一个小时过去,范宁依旧没有接到李学军电话,不由得有些着急。
“领导,是不是快了。”
赵大康闭目养神。
并没有睁开眼睛。
“有些事要沉住气,我忽然有个预感。李学军很可能又要给咱们放卫星。”
话音未落,电话铃声响起来。
范宁迫不及待的抓起来桌子上的电话。
“喂,是李学军吗。”
李学军嘴角微扬。
“领导,我是李学军,很顺利,并且有重要突破。”
范宁嘴角微扬,看了赵大康一眼。
“就知道你小子会有惊喜带给我们,说吧是什么。”
“赵学田并不是最终的那个人,他背后还有人,是知青三十四团场部的程北。”
“是当初举报古原的那个程北?”范宁故意变得急促。
握着听筒的手在微微发抖。
程北这条线他已经追踪好多年了,就是没有进展,如今终于有直接证据了。
“是的,不仅如此,程北也不是最终的那个人,上面,高层里还有对方潜伏的人。

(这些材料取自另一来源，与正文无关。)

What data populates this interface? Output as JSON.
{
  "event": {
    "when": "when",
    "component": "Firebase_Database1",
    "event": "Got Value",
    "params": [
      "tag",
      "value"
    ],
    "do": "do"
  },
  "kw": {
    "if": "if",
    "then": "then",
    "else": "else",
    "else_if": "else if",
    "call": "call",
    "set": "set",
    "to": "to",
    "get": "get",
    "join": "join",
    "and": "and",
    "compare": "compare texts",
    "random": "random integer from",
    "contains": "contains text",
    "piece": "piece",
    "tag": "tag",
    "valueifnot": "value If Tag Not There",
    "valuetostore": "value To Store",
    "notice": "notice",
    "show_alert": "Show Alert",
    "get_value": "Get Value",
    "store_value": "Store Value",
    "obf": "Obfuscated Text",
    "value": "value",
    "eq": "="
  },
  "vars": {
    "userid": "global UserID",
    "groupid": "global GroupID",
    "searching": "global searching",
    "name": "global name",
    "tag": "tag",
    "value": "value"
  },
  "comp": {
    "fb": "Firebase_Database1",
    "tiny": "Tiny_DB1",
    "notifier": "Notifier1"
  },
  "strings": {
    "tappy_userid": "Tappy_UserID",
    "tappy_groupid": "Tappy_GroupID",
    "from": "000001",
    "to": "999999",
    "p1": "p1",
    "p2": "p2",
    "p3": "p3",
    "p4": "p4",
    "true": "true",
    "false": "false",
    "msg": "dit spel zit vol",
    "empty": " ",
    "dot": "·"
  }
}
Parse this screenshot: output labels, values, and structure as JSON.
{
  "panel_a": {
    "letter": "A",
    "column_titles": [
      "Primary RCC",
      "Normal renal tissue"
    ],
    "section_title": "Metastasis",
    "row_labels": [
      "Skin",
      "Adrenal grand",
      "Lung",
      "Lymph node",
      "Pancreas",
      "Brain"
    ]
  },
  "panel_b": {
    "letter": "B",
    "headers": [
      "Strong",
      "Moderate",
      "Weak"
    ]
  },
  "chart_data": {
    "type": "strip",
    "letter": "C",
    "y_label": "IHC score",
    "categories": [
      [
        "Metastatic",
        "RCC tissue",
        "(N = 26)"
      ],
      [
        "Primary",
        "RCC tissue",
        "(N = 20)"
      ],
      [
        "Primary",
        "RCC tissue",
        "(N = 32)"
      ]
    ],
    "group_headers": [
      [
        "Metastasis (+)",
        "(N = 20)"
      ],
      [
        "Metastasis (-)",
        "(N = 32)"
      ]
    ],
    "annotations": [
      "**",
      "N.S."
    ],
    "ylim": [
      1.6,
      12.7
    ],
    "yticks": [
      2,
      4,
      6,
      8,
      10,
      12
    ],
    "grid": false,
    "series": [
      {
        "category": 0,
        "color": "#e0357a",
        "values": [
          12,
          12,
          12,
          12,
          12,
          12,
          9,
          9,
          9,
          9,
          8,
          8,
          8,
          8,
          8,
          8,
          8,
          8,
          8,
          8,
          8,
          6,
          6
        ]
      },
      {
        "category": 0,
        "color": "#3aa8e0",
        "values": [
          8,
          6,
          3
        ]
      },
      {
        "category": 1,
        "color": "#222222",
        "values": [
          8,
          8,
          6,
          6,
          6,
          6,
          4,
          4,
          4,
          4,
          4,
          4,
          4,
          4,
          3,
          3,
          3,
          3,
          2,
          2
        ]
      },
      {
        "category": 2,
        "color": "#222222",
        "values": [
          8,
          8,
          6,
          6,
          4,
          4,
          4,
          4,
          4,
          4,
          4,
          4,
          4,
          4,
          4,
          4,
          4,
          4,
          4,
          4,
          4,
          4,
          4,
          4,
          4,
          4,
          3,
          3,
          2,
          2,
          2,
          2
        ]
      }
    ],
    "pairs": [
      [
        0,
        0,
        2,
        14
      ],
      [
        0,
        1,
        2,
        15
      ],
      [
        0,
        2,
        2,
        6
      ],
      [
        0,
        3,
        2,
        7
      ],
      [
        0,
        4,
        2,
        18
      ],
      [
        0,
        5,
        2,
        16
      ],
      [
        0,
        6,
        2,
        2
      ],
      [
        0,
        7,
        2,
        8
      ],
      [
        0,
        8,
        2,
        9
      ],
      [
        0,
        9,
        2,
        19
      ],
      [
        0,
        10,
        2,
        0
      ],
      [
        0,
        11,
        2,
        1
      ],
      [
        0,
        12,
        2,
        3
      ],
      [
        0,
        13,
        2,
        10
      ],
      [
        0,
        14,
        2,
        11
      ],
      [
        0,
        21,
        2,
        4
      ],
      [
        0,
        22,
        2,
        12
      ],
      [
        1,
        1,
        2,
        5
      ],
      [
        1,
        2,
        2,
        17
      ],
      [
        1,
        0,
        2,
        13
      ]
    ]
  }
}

”
赵大康不知道什么时候把耳朵凑过来,听的真真的。
那张古井不波的脸,现在也没法子淡定,脸上的肌肉在不停抽搐。
果然是一颗巨大的卫星。
“李学军,你个臭小子,干的不错,到时候给你请功哈。”赵大康的声音从听筒里面传了过来。
李学军笑了笑:“老爷子好。
不过,这还不是最有价值的东西,
我刚才从他们手里拿到了一份资料,关于核燃料提纯的……”
啥……
范宁和赵大康同时僵住,听筒里传来赵大康急切的声音。